I turned back, finishing the job of closing up the chassis and setting the DVR system back up where it belonged.   As I did so, Sally, as I came to call her, rose up and put her paws on my back.  I knew from having many dogs in the past, that this wasn’t a gesture of kindness or playing.  It was dominance and my nerves kind of ratcheted up a bit.  We had no back.  No taser, no gun, no truncheon, nothing.  Just hands and hands bled.  I remained calm and turned, gently pushing Sally back to the ground, she tried again, and I spoke a little sternly.   She must have gotten the message because she backed off a little.  Courtney, meanwhile, was more nervous.  She was, in fact, kind of freaking out because she hadn’t noticed Sally until she’d gotten up on her hind legs to give me a “hug.”  I could feel the tension in the air and my own anxiety increasing.  I really didn’t want this dog to suddenly feel threatened and defend her territory.  We were in her house.  Her world.  She was boss here.

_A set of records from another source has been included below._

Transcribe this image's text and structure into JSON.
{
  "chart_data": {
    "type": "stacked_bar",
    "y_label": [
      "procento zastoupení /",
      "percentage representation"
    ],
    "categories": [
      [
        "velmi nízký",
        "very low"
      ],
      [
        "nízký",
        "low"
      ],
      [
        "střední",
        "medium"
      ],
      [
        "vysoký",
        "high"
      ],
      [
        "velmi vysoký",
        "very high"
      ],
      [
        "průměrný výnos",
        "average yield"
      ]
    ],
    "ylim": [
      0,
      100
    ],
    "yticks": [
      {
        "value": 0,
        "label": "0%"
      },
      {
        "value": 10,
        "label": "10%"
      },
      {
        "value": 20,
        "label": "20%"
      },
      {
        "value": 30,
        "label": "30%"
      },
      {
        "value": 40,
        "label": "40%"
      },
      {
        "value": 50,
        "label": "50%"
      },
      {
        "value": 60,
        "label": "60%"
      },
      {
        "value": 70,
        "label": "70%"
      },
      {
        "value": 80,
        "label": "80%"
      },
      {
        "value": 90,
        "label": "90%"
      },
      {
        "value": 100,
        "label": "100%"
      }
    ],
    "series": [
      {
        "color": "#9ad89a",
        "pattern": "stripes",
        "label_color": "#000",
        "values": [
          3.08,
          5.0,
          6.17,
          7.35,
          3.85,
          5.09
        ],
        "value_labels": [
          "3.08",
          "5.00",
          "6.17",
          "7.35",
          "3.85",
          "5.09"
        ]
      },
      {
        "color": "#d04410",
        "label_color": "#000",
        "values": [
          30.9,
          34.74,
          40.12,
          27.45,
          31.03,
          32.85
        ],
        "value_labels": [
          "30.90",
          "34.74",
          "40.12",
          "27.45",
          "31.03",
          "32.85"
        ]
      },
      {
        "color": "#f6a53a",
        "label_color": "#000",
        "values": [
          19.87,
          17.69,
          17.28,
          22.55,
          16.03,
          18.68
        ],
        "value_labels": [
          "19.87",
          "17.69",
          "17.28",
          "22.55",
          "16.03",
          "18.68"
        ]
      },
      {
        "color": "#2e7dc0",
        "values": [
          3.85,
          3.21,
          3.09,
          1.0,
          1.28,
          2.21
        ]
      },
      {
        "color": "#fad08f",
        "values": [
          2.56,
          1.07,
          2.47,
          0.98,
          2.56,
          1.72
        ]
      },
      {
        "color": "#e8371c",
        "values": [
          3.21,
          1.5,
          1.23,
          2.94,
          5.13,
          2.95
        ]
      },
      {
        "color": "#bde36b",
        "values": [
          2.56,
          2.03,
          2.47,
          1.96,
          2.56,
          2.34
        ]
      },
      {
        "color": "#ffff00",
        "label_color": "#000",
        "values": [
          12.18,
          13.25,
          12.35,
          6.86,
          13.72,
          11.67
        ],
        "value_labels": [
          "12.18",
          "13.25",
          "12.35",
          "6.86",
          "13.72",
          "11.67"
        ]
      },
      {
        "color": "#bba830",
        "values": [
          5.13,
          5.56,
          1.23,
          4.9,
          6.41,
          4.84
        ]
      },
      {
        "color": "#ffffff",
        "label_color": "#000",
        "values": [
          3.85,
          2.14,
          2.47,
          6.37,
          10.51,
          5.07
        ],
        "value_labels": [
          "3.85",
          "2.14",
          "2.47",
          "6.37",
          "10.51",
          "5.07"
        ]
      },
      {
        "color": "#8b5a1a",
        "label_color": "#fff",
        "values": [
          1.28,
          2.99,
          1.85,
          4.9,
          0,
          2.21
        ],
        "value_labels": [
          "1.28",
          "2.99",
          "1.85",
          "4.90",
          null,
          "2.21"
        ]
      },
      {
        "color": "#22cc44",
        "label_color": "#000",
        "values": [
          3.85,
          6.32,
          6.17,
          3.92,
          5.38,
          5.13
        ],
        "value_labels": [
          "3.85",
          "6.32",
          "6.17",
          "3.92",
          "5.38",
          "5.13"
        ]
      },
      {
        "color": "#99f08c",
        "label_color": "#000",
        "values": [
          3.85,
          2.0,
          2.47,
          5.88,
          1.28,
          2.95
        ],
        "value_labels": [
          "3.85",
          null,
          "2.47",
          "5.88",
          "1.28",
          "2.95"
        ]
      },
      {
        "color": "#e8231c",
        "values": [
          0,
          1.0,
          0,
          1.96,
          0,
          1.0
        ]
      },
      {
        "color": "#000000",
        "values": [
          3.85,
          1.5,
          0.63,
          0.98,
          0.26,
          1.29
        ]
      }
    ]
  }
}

I patted Sally on the back, again admiring the solidity of her but also the smoothness and warmth.  She then turned and walked into the back office a little way.  Turning around, she looked at me and I saw an opportunity.  I reached for the knob of the door to the back office and began pulling the door closed.  Sally gently reached up with her jaws and took hold of the sleeve of my shirt.  I pulled back a little but she was holding it very tightly.

     Come play, Sally seemed to say.

     I can’t I’m working, I thought.  I need to get going.  Maybe some other time.

     Sally looked me in the eyes and I didn’t want to return the gaze long.  No sense in giving her the wrong impression.

     I want to show you my room, Sally’s eyes said.  Either that or I’m hungry.  I wasn’t really sure. 

I didn’t know if it would have been forever or just for a while.  As friendly as she was, Sally was a pit bull in a Motel owned by someone who needed her protection.  She was not going to be playful 100% of the time.

“She’s got my sleeve,” I said to Courtney, hoping my anxiety, which had now become more noticeable, wasn’t apparent in my voice.  Keep calm.  Keep calm.  It’s just a dog and she’s been friendly, I told himself. And then I was free. 

I remembered that dogs will lick their lips or turn away in order to defuse tension in other dogs.  I thought it possible that turning to say something to Courtney had indicated to Sally that I was trying to calm her down.  She may have gotten the message.  Something.  I pulled on the door slowly, Sally backed further into the back room and I was able to close the door completely.   I breathed a small sigh of relief.  I wasn’t terrified, but in such an unknown situation like this, and being so new to this world, a dog that was clearly a guard dog latched onto my sleeve was unnerving. I was relieved that I was able to contain things.  But I kind of felt bad, too.  Maybe Sally did just want to play.  Pit bull owners defend them as great dogs.  Sally did seem like a nice dog.  But I didn’t want to find out if it would go the other way.   That wasn’t in my job description.